7. Watching the brain come out is an ordeal. This usually takes the longest, sometimes upwards of an hour. The hair and scalp are sliced through and the skin of the forehead (cut as far back as Zooey Deschanel’s bangs) is folded down over the face, while the back part is folded down toward the neck, exposing the skull. Think for a moment of how hard your skull has to be to protect your brain. You can’t just saw into a skull with a normal skill saw, you need serious power tools. And essentially, that’s exactly what happens.
There is an enormous, loudly whirring saw that the pathologist uses to cut off the top of the skull. She also may use a hammer to help the skull “pop” off, revealing the brain. Even once the bone is removed, there are still meniges to cut through, all the while being very mindful of the delicate tissue just below. The brain itself can only be examined minimally when it’s first removed; it will have to be soaked in preservation fluid for two weeks before it will be ready to section and examine more deeply.
It’s because of this that autopsy reports always include, “results pending”, because the brain takes the longest to examine, and many times that’s where the cause of death lies. So, the other organs are returned to the body before it’s sewn up so that the body is complete as possible for burial. The brain, however, is off to the lab.
8. You will never forget the name of the person, their story, and how they died.
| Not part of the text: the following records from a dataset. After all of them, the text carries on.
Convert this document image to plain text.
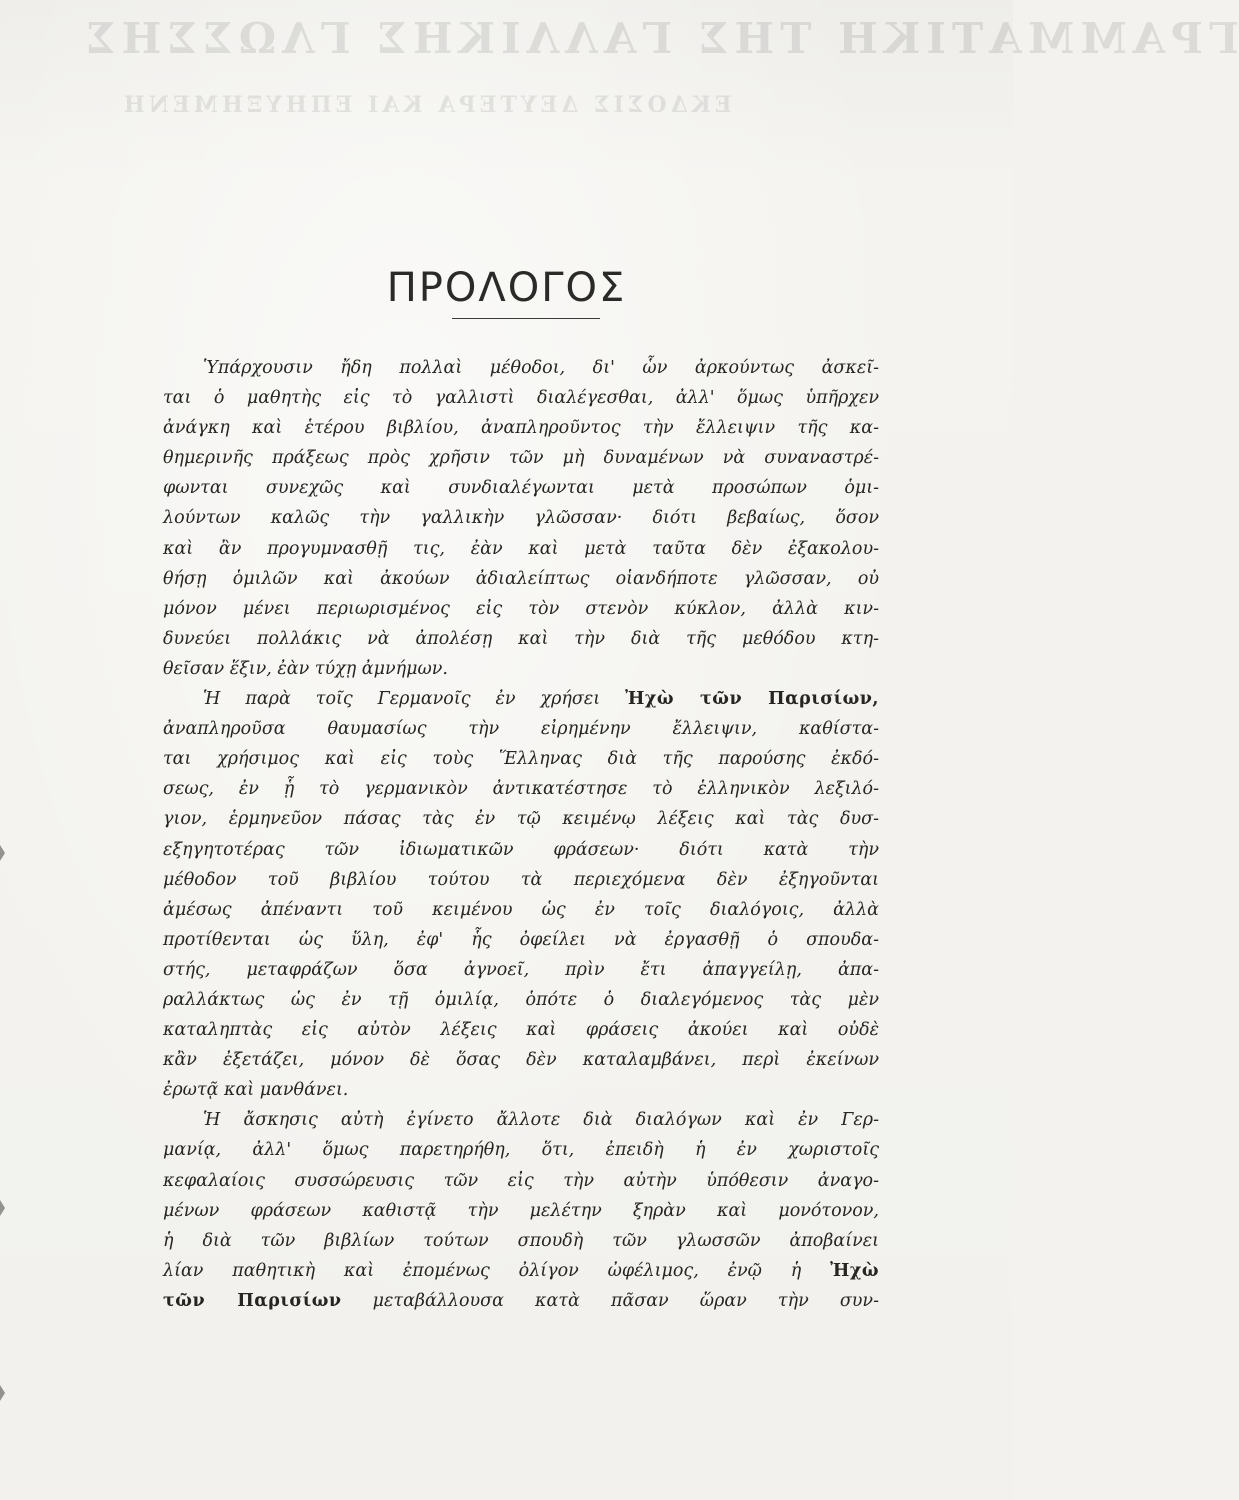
ΓΡΑΜΜΑΤΙΚΗ ΤΗΣ ΓΑΛΛΙΚΗΣ ΓΛΩΣΣΗΣ
ΕΚΔΟΣΙΣ ΔΕΥΤΕΡΑ ΚΑΙ ΕΠΗΥΞΗΜΕΝΗ
ΠΡΟΛΟΓΟΣ

Ὑπάρχουσιν ἤδη πολλαὶ μέθοδοι, δι' ὧν ἀρκούντως ἀσκεῖ-
ται ὁ μαθητὴς εἰς τὸ γαλλιστὶ διαλέγεσθαι, ἀλλ' ὅμως ὑπῆρχεν
ἀνάγκη καὶ ἑτέρου βιβλίου, ἀναπληροῦντος τὴν ἔλλειψιν τῆς κα-
θημερινῆς πράξεως πρὸς χρῆσιν τῶν μὴ δυναμένων νὰ συναναστρέ-
φωνται συνεχῶς καὶ συνδιαλέγωνται μετὰ προσώπων ὁμι-
λούντων καλῶς τὴν γαλλικὴν γλῶσσαν· διότι βεβαίως, ὅσον
καὶ ἂν προγυμνασθῇ τις, ἐὰν καὶ μετὰ ταῦτα δὲν ἐξακολου-
θήσῃ ὁμιλῶν καὶ ἀκούων ἀδιαλείπτως οἱανδήποτε γλῶσσαν, οὐ
μόνον μένει περιωρισμένος εἰς τὸν στενὸν κύκλον, ἀλλὰ κιν-
δυνεύει πολλάκις νὰ ἀπολέσῃ καὶ τὴν διὰ τῆς μεθόδου κτη-
θεῖσαν ἕξιν, ἐὰν τύχῃ ἀμνήμων.

Ἡ παρὰ τοῖς Γερμανοῖς ἐν χρήσει Ἠχὼ τῶν Παρισίων,
ἀναπληροῦσα θαυμασίως τὴν εἰρημένην ἔλλειψιν, καθίστα-
ται χρήσιμος καὶ εἰς τοὺς Ἕλληνας διὰ τῆς παρούσης ἐκδό-
σεως, ἐν ᾗ τὸ γερμανικὸν ἀντικατέστησε τὸ ἑλληνικὸν λεξιλό-
γιον, ἑρμηνεῦον πάσας τὰς ἐν τῷ κειμένῳ λέξεις καὶ τὰς δυσ-
εξηγητοτέρας τῶν ἰδιωματικῶν φράσεων· διότι κατὰ τὴν
μέθοδον τοῦ βιβλίου τούτου τὰ περιεχόμενα δὲν ἐξηγοῦνται
ἀμέσως ἀπέναντι τοῦ κειμένου ὡς ἐν τοῖς διαλόγοις, ἀλλὰ
προτίθενται ὡς ὕλη, ἐφ' ἧς ὀφείλει νὰ ἐργασθῇ ὁ σπουδα-
στής, μεταφράζων ὅσα ἀγνοεῖ, πρὶν ἔτι ἀπαγγείλῃ, ἀπα-
ραλλάκτως ὡς ἐν τῇ ὁμιλίᾳ, ὁπότε ὁ διαλεγόμενος τὰς μὲν
καταληπτὰς εἰς αὐτὸν λέξεις καὶ φράσεις ἀκούει καὶ οὐδὲ
κἂν ἐξετάζει, μόνον δὲ ὅσας δὲν καταλαμβάνει, περὶ ἐκείνων
ἐρωτᾷ καὶ μανθάνει.

Ἡ ἄσκησις αὐτὴ ἐγίνετο ἄλλοτε διὰ διαλόγων καὶ ἐν Γερ-
μανίᾳ, ἀλλ' ὅμως παρετηρήθη, ὅτι, ἐπειδὴ ἡ ἐν χωριστοῖς
κεφαλαίοις συσσώρευσις τῶν εἰς τὴν αὐτὴν ὑπόθεσιν ἀναγο-
μένων φράσεων καθιστᾷ τὴν μελέτην ξηρὰν καὶ μονότονον,
ἡ διὰ τῶν βιβλίων τούτων σπουδὴ τῶν γλωσσῶν ἀποβαίνει
λίαν παθητικὴ καὶ ἐπομένως ὀλίγον ὠφέλιμος, ἐνῷ ἡ Ἠχὼ
τῶν Παρισίων μεταβάλλουσα κατὰ πᾶσαν ὥραν τὴν συν-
I won’t share the details with you, but I will never forget them.
9. Your paradigm is going to shift, big time. In addition to having some foods suddenly look weirdly unappetizing and feeling like you have x-ray eyes and can perfectly imagine what everyone’s insides look like, you’re going to have some new feelings about life. Being right next to death, and seeing a person be reduced to a dilapidated pile of skin really changes your perspective on things.
You might really start thinking twice about all the shit you eat, or the packs of American Spirits you smoke per day. You might suddenly lose interest in binge drinking. You may decide that it really is time to lose that last ten pounds. You will likely be very grateful that you are young, healthy and full of happily functioning organs. You will also be quite pleased that you aren’t dead, because it’s actually quite a sad affair.
10. You will become highly critical of every autopsy scene in every television show, movie or instructional video. Suddenly you’re going to feel like you’re the fucking expert in forensic pathology, because you know, seeing one autopsy be performed is clearly the equivalent of 15 years of medical school. Crime shows will seem a little silly, the bloody bits fake and discolored. The squishy sounds will be overstated and comical.
You’ll even judge their tools, because every pathologist knows that “the single best way to remove the ribcage is with a set of hedge clippers from Home Depot.” Even though your hands never held a scalpel the entire time, you’ll never be able to watch CSI again without saying, ”Psh, they aren’t using a proper enterotome to cut through those intestines.”